Friday, December 10, 2004

Crash cause unknown

Too early for investigators to draw conclusions


By MATT FURBER
Express Staff Writer

As investigators completed the on-site investigation Tuesday of the Dec. 13 airplane crash just south of Baseline Road in the Bellevue Triangle, the identities of two pilots were released. Circumstances that led to the crash are still unknown, however.

Salmon Air pilots Fred Villanueva, 60, of Farmington, Utah, and co-worker Raymond Ingram, 32, flying in a Cessna 208, both died in the crash that occurred at about 10:20 a.m. Monday in Bill Sherbine's field about 8 miles south of Friedman Memorial Airport, said Coroner Russ Mikel.

Villanueva, the pilot in charge of the flight, was making a delivery under contract for UPS to the Hailey airport from Salt Lake City, said Salmon Air President, JoAnn Wolters. Ingram was getting a lift home to Salmon.

It is too early to determine the cause of the crash, but evidence from the crash scene has been secured in Boise, said Senior NTSB Safety Investigator Debra Eckrote.

"It was obvious that it crashed from uncontrolled attitude," Eckrote said, adding that eyewitnesses said they saw the plane wobble before it hit the ground.

Eckrote said she has interviewed other pilots who were flying at the time to learn more about weather conditions and will study the remains of the aircraft in more detail. She also said she has more interviews to complete and radar data to review before she can deliver a final report of facts to the National Transportation and Safety Board. She said she must also wait for aircraft maintenance records and Villanueva's pilot record, including health records. And autopsy and toxicological reports must be completed before NTSB can determine probable cause, a decision expected to take several months.

"We have a little bit of every thing, but not enough to draw conclusions," Eckrote said. "I have completed interviews with the control tower. It is sounding like normal procedures were followed. There were no emergency calls from the pilot."

Although Villanueva and Ingram were just hired by Salmon Air within the past year, the aviation community has been hit hard by the loss of the pilots, Wolters said.

"Fred is well-known in the flying community. We knew Fred in Salt Lake before he started flying for us," Wolters said. "Raymond started last May. He was a very good person. He flew in Alaska before he came to us. We are close to all our people in Salt Lake and Idaho. It does more emotionally than anything else."

Villanueva's wife of 31 years, Bobbie, told the Salt Lake Tribune that until going to work for Salmon Air two months ago, Villanueva worked for Ameriflight, a Burbank, Calif.-based cargo service.

The paper also reported that Villanueva was a conscientious objector who refused to bear arms during the conflict in Vietnam. He was drafted as an Army medic and awarded the Bronze Star and the Purple Heart for pulling a soldier out of a tank under heavy fire. Despite being struck by shrapnel Villanueva continued assisting his comrades.
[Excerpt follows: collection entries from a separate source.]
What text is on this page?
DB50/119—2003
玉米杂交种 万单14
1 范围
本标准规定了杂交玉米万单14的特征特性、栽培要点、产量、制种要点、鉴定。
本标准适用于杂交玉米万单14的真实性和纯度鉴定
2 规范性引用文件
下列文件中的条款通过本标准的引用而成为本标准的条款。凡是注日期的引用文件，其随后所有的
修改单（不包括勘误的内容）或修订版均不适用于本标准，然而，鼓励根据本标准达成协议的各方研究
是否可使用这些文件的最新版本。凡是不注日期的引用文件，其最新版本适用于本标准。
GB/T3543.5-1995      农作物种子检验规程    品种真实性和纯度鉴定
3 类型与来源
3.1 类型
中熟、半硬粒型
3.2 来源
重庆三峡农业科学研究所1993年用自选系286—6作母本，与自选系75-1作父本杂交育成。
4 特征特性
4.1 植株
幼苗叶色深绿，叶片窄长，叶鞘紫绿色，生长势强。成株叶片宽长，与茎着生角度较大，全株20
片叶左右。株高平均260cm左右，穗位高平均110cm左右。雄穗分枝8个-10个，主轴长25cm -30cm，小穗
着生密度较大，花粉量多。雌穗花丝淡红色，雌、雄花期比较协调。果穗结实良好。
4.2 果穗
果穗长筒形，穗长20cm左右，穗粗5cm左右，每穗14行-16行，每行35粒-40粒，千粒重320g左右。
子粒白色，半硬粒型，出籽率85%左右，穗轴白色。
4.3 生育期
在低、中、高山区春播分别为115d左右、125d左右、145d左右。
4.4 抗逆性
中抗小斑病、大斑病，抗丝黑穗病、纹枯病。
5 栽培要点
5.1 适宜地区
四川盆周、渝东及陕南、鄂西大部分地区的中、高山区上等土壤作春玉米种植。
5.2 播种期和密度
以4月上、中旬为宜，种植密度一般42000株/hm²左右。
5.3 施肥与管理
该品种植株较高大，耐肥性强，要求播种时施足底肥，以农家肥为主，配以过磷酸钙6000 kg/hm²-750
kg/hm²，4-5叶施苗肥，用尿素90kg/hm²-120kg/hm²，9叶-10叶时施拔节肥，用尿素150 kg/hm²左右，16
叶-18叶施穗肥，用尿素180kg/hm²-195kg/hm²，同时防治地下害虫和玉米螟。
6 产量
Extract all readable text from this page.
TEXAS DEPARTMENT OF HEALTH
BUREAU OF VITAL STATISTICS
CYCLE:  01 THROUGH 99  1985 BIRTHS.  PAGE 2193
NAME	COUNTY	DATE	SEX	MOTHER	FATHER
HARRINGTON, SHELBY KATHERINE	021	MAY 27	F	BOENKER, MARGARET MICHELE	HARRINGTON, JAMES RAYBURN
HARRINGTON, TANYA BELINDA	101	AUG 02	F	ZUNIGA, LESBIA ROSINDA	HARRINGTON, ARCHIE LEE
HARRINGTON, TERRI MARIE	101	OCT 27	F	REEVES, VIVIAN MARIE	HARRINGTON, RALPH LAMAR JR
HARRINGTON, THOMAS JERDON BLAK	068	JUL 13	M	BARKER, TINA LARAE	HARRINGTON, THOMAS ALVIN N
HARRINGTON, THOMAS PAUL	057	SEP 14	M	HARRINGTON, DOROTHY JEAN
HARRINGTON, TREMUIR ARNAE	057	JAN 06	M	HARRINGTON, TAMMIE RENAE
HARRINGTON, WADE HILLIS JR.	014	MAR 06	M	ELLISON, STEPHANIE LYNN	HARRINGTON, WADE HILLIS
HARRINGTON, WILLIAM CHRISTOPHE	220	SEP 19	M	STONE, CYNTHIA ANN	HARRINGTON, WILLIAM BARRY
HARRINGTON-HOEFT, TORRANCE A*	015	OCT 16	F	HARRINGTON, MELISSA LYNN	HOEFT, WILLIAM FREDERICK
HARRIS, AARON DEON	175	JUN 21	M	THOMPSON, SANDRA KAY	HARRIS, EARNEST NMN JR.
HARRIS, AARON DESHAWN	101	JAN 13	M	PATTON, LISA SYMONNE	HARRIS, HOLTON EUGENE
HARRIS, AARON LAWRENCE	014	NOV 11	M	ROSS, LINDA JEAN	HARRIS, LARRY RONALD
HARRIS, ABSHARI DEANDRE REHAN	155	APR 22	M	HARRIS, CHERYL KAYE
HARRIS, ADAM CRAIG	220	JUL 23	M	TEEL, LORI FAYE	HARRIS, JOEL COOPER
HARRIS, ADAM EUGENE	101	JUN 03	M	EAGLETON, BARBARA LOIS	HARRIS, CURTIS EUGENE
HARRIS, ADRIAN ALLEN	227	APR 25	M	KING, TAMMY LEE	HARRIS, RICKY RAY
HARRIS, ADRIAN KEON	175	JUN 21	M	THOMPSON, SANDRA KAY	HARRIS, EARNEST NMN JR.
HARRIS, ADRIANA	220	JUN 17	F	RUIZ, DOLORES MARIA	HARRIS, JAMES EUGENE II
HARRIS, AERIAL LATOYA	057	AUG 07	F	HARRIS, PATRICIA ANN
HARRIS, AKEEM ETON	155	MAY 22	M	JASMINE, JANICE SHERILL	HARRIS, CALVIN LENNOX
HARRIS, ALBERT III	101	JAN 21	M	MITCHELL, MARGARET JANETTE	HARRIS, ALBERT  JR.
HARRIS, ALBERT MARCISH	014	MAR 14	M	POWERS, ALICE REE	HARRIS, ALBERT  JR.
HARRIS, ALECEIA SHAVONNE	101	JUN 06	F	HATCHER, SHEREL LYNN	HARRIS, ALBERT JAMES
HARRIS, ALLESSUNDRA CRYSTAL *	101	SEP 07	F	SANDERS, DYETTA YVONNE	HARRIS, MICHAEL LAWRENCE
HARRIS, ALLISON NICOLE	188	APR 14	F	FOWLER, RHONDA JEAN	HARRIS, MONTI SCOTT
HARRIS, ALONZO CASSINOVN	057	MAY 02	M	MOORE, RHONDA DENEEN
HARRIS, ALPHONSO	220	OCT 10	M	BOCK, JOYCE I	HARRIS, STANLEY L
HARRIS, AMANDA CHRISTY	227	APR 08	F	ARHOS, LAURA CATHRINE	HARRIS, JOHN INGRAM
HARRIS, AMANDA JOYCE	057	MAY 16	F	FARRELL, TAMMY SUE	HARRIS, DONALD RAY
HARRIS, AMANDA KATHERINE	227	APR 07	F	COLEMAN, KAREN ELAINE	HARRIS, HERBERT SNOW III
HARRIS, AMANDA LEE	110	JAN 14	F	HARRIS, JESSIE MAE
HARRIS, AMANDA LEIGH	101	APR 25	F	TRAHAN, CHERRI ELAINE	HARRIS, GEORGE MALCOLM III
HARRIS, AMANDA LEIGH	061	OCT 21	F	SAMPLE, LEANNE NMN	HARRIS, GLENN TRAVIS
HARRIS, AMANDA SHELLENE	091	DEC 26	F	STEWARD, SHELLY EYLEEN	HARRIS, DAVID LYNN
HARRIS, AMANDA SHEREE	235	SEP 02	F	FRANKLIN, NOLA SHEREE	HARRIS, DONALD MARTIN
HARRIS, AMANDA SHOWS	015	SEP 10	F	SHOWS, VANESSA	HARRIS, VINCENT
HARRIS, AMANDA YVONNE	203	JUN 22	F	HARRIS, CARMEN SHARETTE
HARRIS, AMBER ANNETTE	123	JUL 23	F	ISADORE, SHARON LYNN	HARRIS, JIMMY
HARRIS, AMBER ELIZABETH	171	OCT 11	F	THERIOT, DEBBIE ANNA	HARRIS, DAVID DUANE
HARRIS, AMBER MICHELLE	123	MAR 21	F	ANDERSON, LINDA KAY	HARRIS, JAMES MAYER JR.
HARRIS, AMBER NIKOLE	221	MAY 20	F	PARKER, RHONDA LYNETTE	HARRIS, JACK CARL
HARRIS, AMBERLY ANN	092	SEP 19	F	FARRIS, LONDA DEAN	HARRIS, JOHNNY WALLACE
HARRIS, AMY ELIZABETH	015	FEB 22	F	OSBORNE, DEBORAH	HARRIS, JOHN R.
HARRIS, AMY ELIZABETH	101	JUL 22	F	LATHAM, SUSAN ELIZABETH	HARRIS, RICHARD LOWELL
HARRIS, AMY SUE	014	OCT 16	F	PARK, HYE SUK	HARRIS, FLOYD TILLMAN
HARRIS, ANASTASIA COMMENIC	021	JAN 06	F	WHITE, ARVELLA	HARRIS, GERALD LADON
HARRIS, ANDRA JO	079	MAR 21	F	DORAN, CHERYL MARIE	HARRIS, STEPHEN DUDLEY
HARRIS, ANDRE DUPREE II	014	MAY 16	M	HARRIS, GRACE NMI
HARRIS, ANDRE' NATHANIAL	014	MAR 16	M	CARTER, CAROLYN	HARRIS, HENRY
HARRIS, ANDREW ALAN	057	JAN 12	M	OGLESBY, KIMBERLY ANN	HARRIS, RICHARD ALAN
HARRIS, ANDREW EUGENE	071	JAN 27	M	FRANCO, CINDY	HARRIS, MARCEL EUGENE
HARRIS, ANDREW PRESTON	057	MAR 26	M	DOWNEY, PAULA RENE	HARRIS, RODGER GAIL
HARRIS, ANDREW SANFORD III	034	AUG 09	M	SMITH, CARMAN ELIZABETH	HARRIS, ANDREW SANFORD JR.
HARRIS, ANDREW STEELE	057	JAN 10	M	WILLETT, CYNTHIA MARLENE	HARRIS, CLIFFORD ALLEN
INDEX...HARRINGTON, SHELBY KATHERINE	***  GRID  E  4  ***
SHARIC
Already a private pilot, Villanueva continued his aviation training at Gillespie Field in San Diego after returning from Vietnam in the mid-1960s.

Villanueva is survived by his wife and two sons, Matthew, a Grand Canyon helicopter pilot and Mark, an Oakland, Calif., air traffic controller.

Ingram was raised in northern Utah and southern Colorado, where he graduated from Harribo High School in Colorado Springs. In 1998 Ingram attended flight school at Colorado Northwestern Community College in Rangely, Colo., where he placed first in a college flying contest and flew for Island Air in Kodiak, Alaska for a year.

His wife Julie Beth, his son Grant and his parents Joe and Ramona Ingram of Rangely survive him. Julie Beth is pregnant with their second child.

"We are working with the widows and children and trying to do the best we can," Wolters said.

An UPS spokesman said delivery contracts with Salmon Air are continuing and the company is working with shippers to replace any goods that were destroyed in the crash.